Rz. 84

Die vom Erblasser beabsichtigte Nachfolgeplanung kann durch Pflichtteilsansprüche[74] (§§ 2303 ff. BGB) in erheblicher Weise gefährdet werden.[75]

Der Pflichtteilsanspruch begründet einen schuldrechtlichen Anspruch auf Zahlung einer Geldsumme in Höhe der Hälfte des gesetzlichen Erbteils. Die zur Begleichung von Pflichtteilsansprüchen erforderliche Liquidität ist aber vielfach nicht (oder nicht in ausreichendem Umfang) vorhanden, da das Nachlassvermögen überwiegend in dem Unternehmen gebunden ist. Der Pflichtteilsanspruch ist grundsätzlich mit dem (meist unerwartet eintretenden) Erbfall sofort zur Zahlung fällig (§ 2317 Abs. 1 BGB), was eine vorsorgende Liquiditätsplanung zusätzlich erschwert. Eine Stundung des Pflichtteilsanspruchs ist – trotz der Neuregelung – regelmäßig ausgeschlossen (§ 2331a BGB).
Der Pflichtteilsanspruch richtet sich zwar nicht gegen die Gesellschaft, kann aber gleichwohl deren Fortbestand gefährden. Dies gilt insbesondere dann, wenn der Unternehmensnachfolger nicht über ausreichendes liquides Privatvermögen verfügt, um den Pflichtteilsanspruch zu erfüllen. Die erforderlichen Mittel werden dann vielfach ganz oder teilweise aus dem Unternehmen entnommen bzw. mit Hilfe von Vermögenswerten des Unternehmens finanziert. Auf diese Weise wird die (vielfach ohnehin schon geringe) Eigenkapitalquote des Unternehmens weiter geschwächt.
Für die Berechnung des Pflichtteilsanspruchs ist der tatsächliche Verkehrswert des Nachlasses im Zeitpunkt des Erbfalls maßgebend (§ 2311 Abs. 1 BGB). Unternehmen und Gesellschaftsbeteiligungen sind daher grundsätzlich mit dem vollen Wert einschließlich etwaiger stiller Reserven und eines Firmenwerts zu bewerten. Die Bestimmung dieses Werts erweist sich in der Praxis immer wieder als außerordentlich streitanfällig, da es für (nicht börsennotierte) Unternehmen an einem Markt für die Wertermittlung fehlt.
Im Zusammenhang mit der Ermittlung des Unternehmenswerts sind dem Pflichtteilsberechtigten und den anderen Verfahrensbeteiligten (z.B. Rechtsanwälten, Richtern, Gutachtern) alle für die Unternehmensbewertung erforderlichen Informationen offenzulegen. Aufgrund der Öffentlichkeit des Gerichtsverfahrens kann dies mit einer unerwünschten Publizität verbunden sein.
 

Rz. 85

Die zum 1.1.2010 in Kraft getretene Reform des Pflichtteilsrechts hat daran kaum etwas geändert.[76] Allerdings gewinnen Vermögensübertragungen zu Lebzeiten aufgrund des Abschmelzungsmodells bei Pflichtteilsergänzungsansprüchen weiter an praktischer Bedeutung (§ 2325 Abs. 3 BGB).

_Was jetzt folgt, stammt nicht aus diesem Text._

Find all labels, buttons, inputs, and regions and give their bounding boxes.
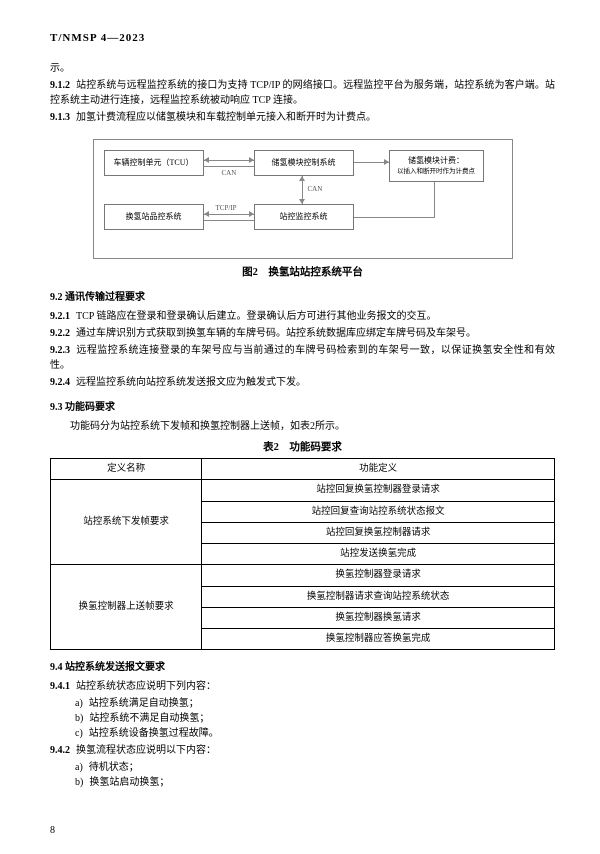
lab: b) [75,777,83,788]
node-tcu: 车辆控制单元（TCU） [104,150,204,176]
table-row: 换氢控制器上送帧要求 换氢控制器登录请求 [51,565,555,586]
num-921: 9.2.1 [50,311,70,322]
cell: 站控回复换氢控制器请求 [202,522,555,543]
cell-rowB: 换氢控制器上送帧要求 [51,565,202,650]
cell-rowA: 站控系统下发帧要求 [51,480,202,565]
continuation: 示。 [50,61,555,76]
label-tcpip: TCP/IP [216,203,237,214]
table-caption: 表2 功能码要求 [50,440,555,456]
doc-header: T/NMSP 4—2023 [50,30,555,47]
arrow-icon [299,176,305,181]
text-923: 远程监控系统连接登录的车架号应与当前通过的车牌号码检索到的车架号一致，以保证换氢… [50,345,555,371]
label-can2: CAN [308,184,323,195]
text-941: 站控系统状态应说明下列内容： [76,681,216,692]
text-942: 换氢流程状态应说明以下内容： [76,745,216,756]
table-row: 站控系统下发帧要求 站控回复换氢控制器登录请求 [51,480,555,501]
node-billing-title: 储氢模块计费： [408,155,464,167]
table-2: 定义名称 功能定义 站控系统下发帧要求 站控回复换氢控制器登录请求 站控回复查询… [50,458,555,650]
li-942b: b) 换氢站启动换氢； [75,775,555,790]
lab: c) [75,728,83,739]
li-text: 换氢站启动换氢； [89,777,169,788]
li-941c: c) 站控系统设备换氢过程故障。 [75,726,555,741]
para-93-body: 功能码分为站控系统下发帧和换氢控制器上送帧，如表2所示。 [50,419,555,434]
conn [204,160,254,161]
li-942a: a) 待机状态； [75,760,555,775]
li-text: 待机状态； [89,762,139,773]
num-924: 9.2.4 [50,377,70,388]
node-storage-ctrl: 储氢模块控制系统 [254,150,354,176]
text-921: TCP 链路应在登录和登录确认后建立。登录确认后方可进行其他业务报文的交互。 [76,311,436,322]
arrow-icon [249,157,254,163]
cell: 换氢控制器登录请求 [202,565,555,586]
arrow-icon [204,211,209,217]
cell: 站控回复换氢控制器登录请求 [202,480,555,501]
node-station-monitor: 站控监控系统 [254,204,354,230]
para-923: 9.2.3远程监控系统连接登录的车架号应与当前通过的车牌号码检索到的车架号一致，… [50,343,555,373]
node-qc: 换氢站品控系统 [104,204,204,230]
para-912: 9.1.2站控系统与远程监控系统的接口为支持 TCP/IP 的网络接口。远程监控… [50,78,555,108]
arrow-icon [204,157,209,163]
para-941: 9.4.1 站控系统状态应说明下列内容： [50,679,555,694]
li-text: 站控系统满足自动换氢； [89,698,199,709]
para-913: 9.1.3 加氢计费流程应以储氢模块和车载控制单元接入和断开时为计费点。 [50,110,555,125]
figure-caption: 图2 换氢站站控系统平台 [50,265,555,281]
th-func: 功能定义 [202,459,555,480]
conn [204,220,254,221]
label-can1: CAN [222,168,237,179]
node-billing-sub: 以插入和断开时作为计费点 [397,167,475,177]
sec-94: 9.4 站控系统发送报文要求 [50,660,555,675]
cell: 站控发送换氢完成 [202,544,555,565]
lab: a) [75,698,83,709]
lab: b) [75,713,83,724]
arrow-icon [384,159,389,165]
num-941: 9.4.1 [50,681,70,692]
sec-92: 9.2 通讯传输过程要求 [50,290,555,305]
cell: 换氢控制器换氢请求 [202,607,555,628]
lab: a) [75,762,83,773]
para-924: 9.2.4 远程监控系统向站控系统发送报文应为触发式下发。 [50,375,555,390]
sec-93: 9.3 功能码要求 [50,400,555,415]
node-billing: 储氢模块计费： 以插入和断开时作为计费点 [389,150,484,182]
th-def: 定义名称 [51,459,202,480]
text-913: 加氢计费流程应以储氢模块和车载控制单元接入和断开时为计费点。 [76,112,376,123]
num-913: 9.1.3 [50,112,70,123]
conn [204,166,254,167]
para-942: 9.4.2 换氢流程状态应说明以下内容： [50,743,555,758]
cell: 换氢控制器请求查询站控系统状态 [202,586,555,607]
li-941a: a) 站控系统满足自动换氢； [75,696,555,711]
figure-2-diagram: 车辆控制单元（TCU） 储氢模块控制系统 储氢模块计费： 以插入和断开时作为计费… [93,139,513,259]
num-922: 9.2.2 [50,328,70,339]
num-912: 9.1.2 [50,80,70,91]
text-912: 站控系统与远程监控系统的接口为支持 TCP/IP 的网络接口。远程监控平台为服务… [50,80,555,106]
num-923: 9.2.3 [50,345,70,356]
conn [204,214,254,215]
li-text: 站控系统设备换氢过程故障。 [89,728,219,739]
arrow-icon [299,199,305,204]
text-922: 通过车牌识别方式获取到换氢车辆的车牌号码。站控系统数据库应绑定车牌号码及车架号。 [76,328,476,339]
li-text: 站控系统不满足自动换氢； [89,713,209,724]
page-number: 8 [50,823,55,838]
para-922: 9.2.2 通过车牌识别方式获取到换氢车辆的车牌号码。站控系统数据库应绑定车牌号码… [50,326,555,341]
cell: 站控回复查询站控系统状态报文 [202,501,555,522]
conn [434,182,435,218]
para-921: 9.2.1 TCP 链路应在登录和登录确认后建立。登录确认后方可进行其他业务报文的… [50,309,555,324]
cell: 换氢控制器应答换氢完成 [202,629,555,650]
arrow-icon [249,211,254,217]
table-header-row: 定义名称 功能定义 [51,459,555,480]
li-941b: b) 站控系统不满足自动换氢； [75,711,555,726]
conn [354,217,434,218]
text-924: 远程监控系统向站控系统发送报文应为触发式下发。 [76,377,306,388]
num-942: 9.4.2 [50,745,70,756]
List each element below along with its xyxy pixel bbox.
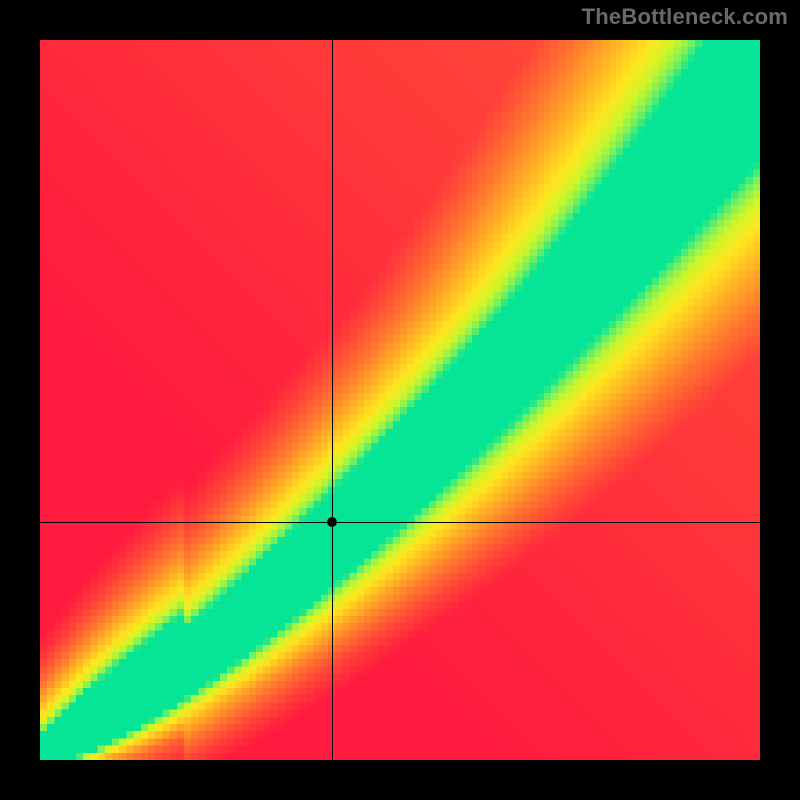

[74] Ausf. Zur Problematik des Pflichtteilsrechts bei der Unternehmensnachfolge Boujong, in: FS Ulmer, 2003, S. 41 ff.; Haas, ZnotP 2001, 370; Hölscher, ZEV 2010, 609; Honzen, Pflichtteil und Unternehmensnachfolge, 2012; Horn, Zerb 2008, 411; Keller, ZEV 2001, 297; Lange, DNotZ 2007, 84; Oechsler, AcP 2000, 603; v. Oertzen, ErbStB 2005, 71; Piltz, BB 1994, 1021; Reimann, ZEV 1994, 7; Riedel, Die Bewertung von Gesellschaftsanteilen im Pflichtteilsrecht, 2006; Riedel, ZErb 2003, 212; Schlichting, ZEV 2006, 197; K. Schmidt, in: Röthel (Hrsg.), Reformfragen des Pflichtteilsrechts, 2007, S. 37 ff.; Tanck, BB-Special 5/2004, 19; Tornow, ErbStB 2009, 220; Wegmann, ZEV 1998, 135; Wiegand, DNotZ 2007, 97; Winkler, BB 1997, 1697; Winkler, ZEV 2005, 89.
[75] Umfassend zum Ganzen Navarra-Tschersich, Der Pflichtteil als Störfaktor bei der Unternehmensnachfolge, Berlin 2023.
[76] Gesetz zur Änderung des Erb- und Verjährungsrechts v. 24.9.2009 (BGBl I S. 142). – Ausf. dazu u.a. Müller/Tomhave, ErbStB 2009, 244; Odersky, notar 2009, 362; Reimann, FamRZ 2009, 1633; Wälzholz, DStR 2009, 2104.